Green Leaf News
PRF risks of not using a testing laboratory which complies with Oregon law
There are multiple risks that a PRF or facility may face if they do not use a testing laboratory that complies with Oregon law and administrative rules as required.
A laboratory found to be out of compliance with state law may result in the invalidation of some or all test results previously performed by that laboratory. This would not only require that a PRF or facility have their medicines tested again if they used such a non-compliant laboratory, but would also result in those medicines not being eligible for transfer to patients until the re-testing is performed.
Not utilizing a laboratory that complies with Oregon law and administrative rules may additionally remove a facility or PRF from protected status under the Oregon Medical Marijuana Program. Protected status gives certain legal exemptions – those who are no longer exempted may face criminal prosecution.
The U.S. Department of Justice released a memorandum on August 29, 2013, with guidance regarding marijuana enforcement. The memorandum indicates areas where the federal government will focus its attention. One of the topics is the prevention of state-authorized marijuana activity used as a cover for illegal trafficking of marijuana. Not using a laboratory that complies with Oregon law and administrative rules may be seen by the federal government as a pretext for illegal trafficking.

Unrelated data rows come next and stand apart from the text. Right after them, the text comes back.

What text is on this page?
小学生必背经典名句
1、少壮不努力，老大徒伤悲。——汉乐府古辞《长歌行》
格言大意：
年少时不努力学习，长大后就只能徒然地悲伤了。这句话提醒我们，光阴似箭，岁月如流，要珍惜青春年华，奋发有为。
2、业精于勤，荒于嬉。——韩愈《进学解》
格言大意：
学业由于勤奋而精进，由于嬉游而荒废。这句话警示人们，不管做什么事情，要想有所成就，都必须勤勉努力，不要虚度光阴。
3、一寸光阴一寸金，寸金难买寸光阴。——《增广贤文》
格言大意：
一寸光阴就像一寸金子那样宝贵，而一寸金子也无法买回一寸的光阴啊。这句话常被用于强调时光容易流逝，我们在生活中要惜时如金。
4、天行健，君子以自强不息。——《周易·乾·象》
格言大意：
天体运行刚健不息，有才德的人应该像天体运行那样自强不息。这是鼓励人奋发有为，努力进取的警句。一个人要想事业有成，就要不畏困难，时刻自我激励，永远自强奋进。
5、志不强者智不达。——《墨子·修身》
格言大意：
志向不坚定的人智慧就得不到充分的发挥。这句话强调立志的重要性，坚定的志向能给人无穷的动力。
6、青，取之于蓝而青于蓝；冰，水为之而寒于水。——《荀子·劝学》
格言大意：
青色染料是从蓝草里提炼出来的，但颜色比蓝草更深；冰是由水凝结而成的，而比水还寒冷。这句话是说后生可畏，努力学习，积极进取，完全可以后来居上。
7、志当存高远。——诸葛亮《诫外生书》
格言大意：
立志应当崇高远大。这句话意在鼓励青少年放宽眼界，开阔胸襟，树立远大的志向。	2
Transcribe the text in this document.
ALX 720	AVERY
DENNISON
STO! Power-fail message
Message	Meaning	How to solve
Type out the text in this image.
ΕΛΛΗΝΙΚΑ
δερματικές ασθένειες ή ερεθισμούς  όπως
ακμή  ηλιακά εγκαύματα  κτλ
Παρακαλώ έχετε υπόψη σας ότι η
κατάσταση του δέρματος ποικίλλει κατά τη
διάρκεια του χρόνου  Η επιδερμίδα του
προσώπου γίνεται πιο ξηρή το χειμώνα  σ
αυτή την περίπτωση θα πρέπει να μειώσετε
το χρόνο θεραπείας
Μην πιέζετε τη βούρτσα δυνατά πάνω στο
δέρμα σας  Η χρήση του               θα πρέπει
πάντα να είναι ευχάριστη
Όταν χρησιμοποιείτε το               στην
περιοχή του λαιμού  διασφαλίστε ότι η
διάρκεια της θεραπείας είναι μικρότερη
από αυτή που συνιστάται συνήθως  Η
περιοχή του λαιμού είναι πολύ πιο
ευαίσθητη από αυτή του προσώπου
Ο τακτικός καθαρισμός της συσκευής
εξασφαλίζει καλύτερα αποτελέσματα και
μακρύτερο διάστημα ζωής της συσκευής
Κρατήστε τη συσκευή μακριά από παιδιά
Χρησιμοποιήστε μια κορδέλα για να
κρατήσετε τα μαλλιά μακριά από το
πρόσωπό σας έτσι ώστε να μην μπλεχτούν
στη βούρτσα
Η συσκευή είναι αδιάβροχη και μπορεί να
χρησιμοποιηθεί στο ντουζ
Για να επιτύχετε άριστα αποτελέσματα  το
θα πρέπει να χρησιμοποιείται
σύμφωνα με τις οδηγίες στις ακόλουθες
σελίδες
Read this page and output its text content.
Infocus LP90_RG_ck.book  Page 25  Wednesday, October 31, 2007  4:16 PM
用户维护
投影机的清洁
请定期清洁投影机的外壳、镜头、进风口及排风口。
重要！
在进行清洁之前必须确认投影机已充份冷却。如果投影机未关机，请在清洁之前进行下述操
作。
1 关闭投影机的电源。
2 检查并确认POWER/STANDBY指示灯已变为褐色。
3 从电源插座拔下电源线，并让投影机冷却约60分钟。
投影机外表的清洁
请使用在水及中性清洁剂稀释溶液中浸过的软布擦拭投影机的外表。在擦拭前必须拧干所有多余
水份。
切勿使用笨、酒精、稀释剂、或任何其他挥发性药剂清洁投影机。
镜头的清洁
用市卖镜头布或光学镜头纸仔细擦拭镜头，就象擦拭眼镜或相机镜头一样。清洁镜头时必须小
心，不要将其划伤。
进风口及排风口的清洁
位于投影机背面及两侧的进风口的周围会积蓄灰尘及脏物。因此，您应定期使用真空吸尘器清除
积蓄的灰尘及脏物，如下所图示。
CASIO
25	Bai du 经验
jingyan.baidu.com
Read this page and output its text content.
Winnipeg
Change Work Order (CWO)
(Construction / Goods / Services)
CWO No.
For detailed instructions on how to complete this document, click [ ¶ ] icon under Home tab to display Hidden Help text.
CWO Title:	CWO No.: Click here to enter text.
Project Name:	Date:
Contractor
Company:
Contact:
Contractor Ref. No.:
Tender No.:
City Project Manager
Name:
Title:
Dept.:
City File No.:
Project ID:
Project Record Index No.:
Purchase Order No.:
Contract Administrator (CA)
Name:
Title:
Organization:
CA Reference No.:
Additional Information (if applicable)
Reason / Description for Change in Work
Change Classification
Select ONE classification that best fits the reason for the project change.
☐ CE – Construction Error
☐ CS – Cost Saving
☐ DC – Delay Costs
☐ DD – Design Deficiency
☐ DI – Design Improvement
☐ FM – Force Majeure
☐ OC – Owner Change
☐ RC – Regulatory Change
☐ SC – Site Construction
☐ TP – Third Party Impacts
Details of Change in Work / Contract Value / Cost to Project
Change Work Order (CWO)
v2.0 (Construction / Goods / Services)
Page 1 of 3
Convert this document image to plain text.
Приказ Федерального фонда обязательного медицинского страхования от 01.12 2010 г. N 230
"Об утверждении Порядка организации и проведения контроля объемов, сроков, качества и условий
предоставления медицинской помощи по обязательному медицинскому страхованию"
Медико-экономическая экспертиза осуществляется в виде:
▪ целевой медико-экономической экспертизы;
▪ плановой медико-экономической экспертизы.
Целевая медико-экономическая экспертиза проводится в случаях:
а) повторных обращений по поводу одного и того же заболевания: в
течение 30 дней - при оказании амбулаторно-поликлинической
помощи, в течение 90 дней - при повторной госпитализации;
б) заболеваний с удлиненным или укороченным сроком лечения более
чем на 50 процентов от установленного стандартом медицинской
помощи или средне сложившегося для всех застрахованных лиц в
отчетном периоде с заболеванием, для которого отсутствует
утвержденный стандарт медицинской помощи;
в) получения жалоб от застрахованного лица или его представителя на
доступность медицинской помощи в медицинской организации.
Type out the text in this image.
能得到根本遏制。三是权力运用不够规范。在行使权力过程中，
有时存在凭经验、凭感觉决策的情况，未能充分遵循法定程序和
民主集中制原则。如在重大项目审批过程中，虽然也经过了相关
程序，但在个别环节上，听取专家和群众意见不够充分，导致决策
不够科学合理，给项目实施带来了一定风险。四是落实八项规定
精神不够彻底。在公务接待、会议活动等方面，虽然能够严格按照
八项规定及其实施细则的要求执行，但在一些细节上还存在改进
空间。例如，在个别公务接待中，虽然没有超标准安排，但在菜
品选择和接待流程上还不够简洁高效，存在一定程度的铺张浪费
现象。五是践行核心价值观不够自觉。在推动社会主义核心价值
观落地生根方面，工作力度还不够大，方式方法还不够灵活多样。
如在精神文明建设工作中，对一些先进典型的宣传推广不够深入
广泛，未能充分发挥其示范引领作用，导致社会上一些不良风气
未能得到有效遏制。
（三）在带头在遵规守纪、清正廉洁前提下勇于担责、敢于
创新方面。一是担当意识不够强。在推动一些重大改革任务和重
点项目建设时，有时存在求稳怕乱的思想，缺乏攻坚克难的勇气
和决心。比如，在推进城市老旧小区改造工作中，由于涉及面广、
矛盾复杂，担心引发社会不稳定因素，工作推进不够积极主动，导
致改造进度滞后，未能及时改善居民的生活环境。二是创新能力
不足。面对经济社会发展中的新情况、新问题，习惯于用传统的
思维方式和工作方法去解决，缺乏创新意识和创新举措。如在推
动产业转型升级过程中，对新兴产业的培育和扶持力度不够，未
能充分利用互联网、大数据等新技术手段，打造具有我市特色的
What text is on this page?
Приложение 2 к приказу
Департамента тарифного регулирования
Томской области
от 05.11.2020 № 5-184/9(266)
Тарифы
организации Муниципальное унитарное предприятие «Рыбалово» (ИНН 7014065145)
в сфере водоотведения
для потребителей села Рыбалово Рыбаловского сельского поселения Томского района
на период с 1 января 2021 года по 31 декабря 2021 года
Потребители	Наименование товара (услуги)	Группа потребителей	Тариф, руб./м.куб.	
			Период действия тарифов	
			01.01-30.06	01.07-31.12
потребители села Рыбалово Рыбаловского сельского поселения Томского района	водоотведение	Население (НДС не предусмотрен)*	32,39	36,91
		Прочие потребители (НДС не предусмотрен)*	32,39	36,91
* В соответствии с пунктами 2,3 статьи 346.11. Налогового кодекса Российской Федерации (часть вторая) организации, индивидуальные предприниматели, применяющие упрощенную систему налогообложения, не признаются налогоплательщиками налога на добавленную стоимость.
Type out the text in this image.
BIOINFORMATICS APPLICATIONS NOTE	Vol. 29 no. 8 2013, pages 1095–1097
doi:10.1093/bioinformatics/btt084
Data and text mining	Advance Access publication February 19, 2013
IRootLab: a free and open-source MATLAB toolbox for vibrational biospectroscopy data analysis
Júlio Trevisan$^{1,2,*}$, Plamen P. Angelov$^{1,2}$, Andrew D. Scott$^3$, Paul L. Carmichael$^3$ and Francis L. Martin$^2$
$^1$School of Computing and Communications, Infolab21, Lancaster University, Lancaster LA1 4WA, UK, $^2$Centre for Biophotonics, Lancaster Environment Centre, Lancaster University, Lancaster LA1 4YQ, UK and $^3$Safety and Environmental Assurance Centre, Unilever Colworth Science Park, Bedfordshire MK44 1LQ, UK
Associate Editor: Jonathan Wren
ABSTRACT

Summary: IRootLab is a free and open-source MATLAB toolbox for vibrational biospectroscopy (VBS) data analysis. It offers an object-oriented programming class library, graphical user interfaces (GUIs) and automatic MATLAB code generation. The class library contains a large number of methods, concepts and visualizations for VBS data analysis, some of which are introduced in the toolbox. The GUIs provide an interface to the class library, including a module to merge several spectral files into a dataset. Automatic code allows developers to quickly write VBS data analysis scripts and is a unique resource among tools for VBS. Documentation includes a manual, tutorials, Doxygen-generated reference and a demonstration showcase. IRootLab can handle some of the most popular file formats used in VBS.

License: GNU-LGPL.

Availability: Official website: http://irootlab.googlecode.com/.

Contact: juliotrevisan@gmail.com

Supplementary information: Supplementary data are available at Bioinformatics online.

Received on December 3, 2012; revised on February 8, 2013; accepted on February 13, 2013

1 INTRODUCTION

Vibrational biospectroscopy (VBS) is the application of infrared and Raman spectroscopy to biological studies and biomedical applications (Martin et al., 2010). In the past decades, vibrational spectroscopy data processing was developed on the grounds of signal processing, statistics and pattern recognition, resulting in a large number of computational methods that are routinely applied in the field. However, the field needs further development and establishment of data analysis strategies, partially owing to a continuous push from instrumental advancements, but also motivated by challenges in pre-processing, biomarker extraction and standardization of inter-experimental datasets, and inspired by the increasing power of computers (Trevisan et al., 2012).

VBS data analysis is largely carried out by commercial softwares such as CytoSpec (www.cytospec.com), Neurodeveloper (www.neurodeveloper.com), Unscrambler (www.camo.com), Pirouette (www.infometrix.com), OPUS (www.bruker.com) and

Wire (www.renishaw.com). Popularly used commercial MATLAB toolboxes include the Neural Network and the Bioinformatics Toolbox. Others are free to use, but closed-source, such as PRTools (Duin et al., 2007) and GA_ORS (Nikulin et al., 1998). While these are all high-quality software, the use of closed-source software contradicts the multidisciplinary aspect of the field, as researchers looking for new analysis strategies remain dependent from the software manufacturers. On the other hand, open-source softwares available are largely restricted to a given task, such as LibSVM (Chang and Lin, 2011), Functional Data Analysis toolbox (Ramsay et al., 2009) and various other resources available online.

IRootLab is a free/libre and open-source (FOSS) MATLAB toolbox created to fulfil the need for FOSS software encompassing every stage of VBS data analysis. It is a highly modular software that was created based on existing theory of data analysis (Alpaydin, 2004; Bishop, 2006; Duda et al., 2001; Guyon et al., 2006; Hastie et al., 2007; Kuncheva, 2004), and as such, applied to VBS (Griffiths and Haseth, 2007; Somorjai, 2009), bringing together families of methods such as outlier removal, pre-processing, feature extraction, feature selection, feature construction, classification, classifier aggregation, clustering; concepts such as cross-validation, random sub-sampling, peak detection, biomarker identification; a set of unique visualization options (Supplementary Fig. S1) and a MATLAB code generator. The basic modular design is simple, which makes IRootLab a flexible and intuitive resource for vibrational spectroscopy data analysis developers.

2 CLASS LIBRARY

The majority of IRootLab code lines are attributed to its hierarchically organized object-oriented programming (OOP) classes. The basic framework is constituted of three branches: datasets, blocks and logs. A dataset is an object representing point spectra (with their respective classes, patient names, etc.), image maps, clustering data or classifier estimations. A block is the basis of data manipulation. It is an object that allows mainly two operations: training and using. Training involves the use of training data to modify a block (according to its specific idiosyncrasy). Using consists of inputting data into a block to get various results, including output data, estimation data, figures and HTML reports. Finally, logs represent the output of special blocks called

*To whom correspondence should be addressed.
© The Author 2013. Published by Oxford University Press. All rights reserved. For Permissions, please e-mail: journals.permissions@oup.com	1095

On August 14, 2013, Oregon Governor John Kitzhaber signed House Bill 3460 authorizing medical marijuana dispensaries, under the regulation of the Oregon Health Authority. Upon signing, Kitzhaber clearly indicated that he wanted the OHA to be “extraordinarily vigorous” in enforcing all the rules set forth. The purpose of this statement was to ensure that Oregon was properly regulating the OMMP as expected by the federal government guidance.
To ensure legal protections under the State of Oregon and the legitimate growth of the cannabis healthcare industry, it is essential that PRFs, facilities, and testing laboratories comply with Oregon State law and administrative rules. Non-compliance may not only put a PRF or facility at risk, but could also jeopardize the whole OMMP program.